You live in a community where, during the past year, the voters have chosen to have the town of Eagle’s Nest, Colorado “incorporated.” There are about 30,000 residents and the town is located in the greater region of a city of 400,000. It is this larger community of which residents formally considered themselves residents.
Now that the town is incorporated, a newly elected city council has hired a city manager; taxes are now collected; budgets are managed; and public services are provided. The county has offered to assist in establishing an emergency management team and center by providing subject-matter expertise and some limited, temporary (“start-up”) funding. The state is assisting with funds as well, though the precise amount and duration of support is not known at present.
Your community is residential for the most part with perhaps one-third of the residents being military members and their families. The city is also home to some key resources and critical infrastructure. Eagle’s Nest has a large reservoir, a reinforced concrete dam, and water aqueduct traversing the city and providing essential drinking water to the multiple neighboring towns to the west, and crucial agriculture irrigation support to the south. A main railway line bisects the city and is a vital link for coal transport from Wyoming to the nation’s southwestern states. Along the western edge of the city, Interstate-25 connects the northern and southern borders of the state and is the main thoroughfare to all points south.
The natural threats and hazards are what you would anticipate for city based primarily on the plains of a western state, especially tornadoes, drought and snow and ice storms. Additional threats and vulnerabilities your community must deal with include immigration challenges, increasing drug trafficking, and a rising gang presence.
You recently graduated with your emergency management/homeland security degree and served as a volunteer with the county emergency management office during your last year of school. As Eagle’s Nest begins to institute an emergency operations center and various other capabilities, you and your group members are hired to serve as planners. Yet your first assignment is to research and recommend the communications equipment and capabilities the city will need to acquire.
Assignment Guidelines
Individual Portion
- Address the following in 2–3 pages:
- Research and reveal in your report at least five communication tools or capabilities necessary for a functional emergency management center and successful operations. Discuss the following with your group members:
- Precisely describe each tool or capability selected.
- What challenges exist for acquiring, using, and maintaining this component or capability?

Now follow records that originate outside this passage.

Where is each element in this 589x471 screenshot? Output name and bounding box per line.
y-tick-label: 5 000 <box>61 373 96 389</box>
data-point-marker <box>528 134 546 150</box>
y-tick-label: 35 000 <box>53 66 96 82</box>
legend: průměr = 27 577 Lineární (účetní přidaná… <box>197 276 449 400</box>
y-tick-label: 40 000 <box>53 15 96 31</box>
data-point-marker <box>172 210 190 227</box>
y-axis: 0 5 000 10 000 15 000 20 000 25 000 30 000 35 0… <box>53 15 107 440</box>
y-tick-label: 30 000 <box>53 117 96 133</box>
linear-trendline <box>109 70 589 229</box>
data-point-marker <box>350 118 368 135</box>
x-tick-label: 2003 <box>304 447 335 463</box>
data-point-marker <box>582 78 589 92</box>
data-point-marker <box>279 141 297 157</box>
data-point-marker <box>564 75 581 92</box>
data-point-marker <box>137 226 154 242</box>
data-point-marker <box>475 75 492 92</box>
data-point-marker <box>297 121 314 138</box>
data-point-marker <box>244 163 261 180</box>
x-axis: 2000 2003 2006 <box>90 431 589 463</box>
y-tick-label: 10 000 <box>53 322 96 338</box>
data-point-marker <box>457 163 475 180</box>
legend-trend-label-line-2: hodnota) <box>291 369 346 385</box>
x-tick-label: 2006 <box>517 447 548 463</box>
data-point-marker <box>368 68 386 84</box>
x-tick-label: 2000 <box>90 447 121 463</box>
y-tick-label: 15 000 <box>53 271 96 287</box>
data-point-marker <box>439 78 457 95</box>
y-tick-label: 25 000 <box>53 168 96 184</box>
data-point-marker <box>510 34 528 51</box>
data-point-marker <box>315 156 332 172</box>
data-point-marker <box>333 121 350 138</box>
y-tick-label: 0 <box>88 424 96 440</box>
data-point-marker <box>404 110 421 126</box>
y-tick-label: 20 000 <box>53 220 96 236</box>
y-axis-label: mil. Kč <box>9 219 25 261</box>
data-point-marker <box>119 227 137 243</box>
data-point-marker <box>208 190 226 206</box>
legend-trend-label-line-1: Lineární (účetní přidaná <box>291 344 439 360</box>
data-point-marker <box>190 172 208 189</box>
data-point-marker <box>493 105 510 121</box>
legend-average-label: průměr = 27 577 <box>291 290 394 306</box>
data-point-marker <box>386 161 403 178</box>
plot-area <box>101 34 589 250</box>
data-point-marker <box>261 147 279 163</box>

- What value does this component or capability add to planned operations?
- What degradation will there be to the center and/or operations if the team fails to acquire this component or capability?
- What costs are involved with this component or capability?
- Remember that costs are not defined only in monetary forms and they may need to be considered well before, during, and after acquisition.
- Also think about how purchasing or acquiring one item may compel the acquisition of something else, as well, and factor these needs in too.
- Research and reveal in your report at least five communication tools or capabilities necessary for a functional emergency management center and successful operations. Discuss the following with your group members:
For example, a communication system has no value without the radio frequencies over which it operates. How does a community secure these? How do you avoid overlap with other users? What if you have multiple requirements (so for example the fire department has one, Law Enforcement uses others, emergency medical has another, but there is still additional capability to all talk to each other. Is there a fee? Does use require a license? Does the license have a fee? What is the fee and do you pay it once, annually, or another way? What laws or regulations must be accommodated (these being other “costs”)? etc.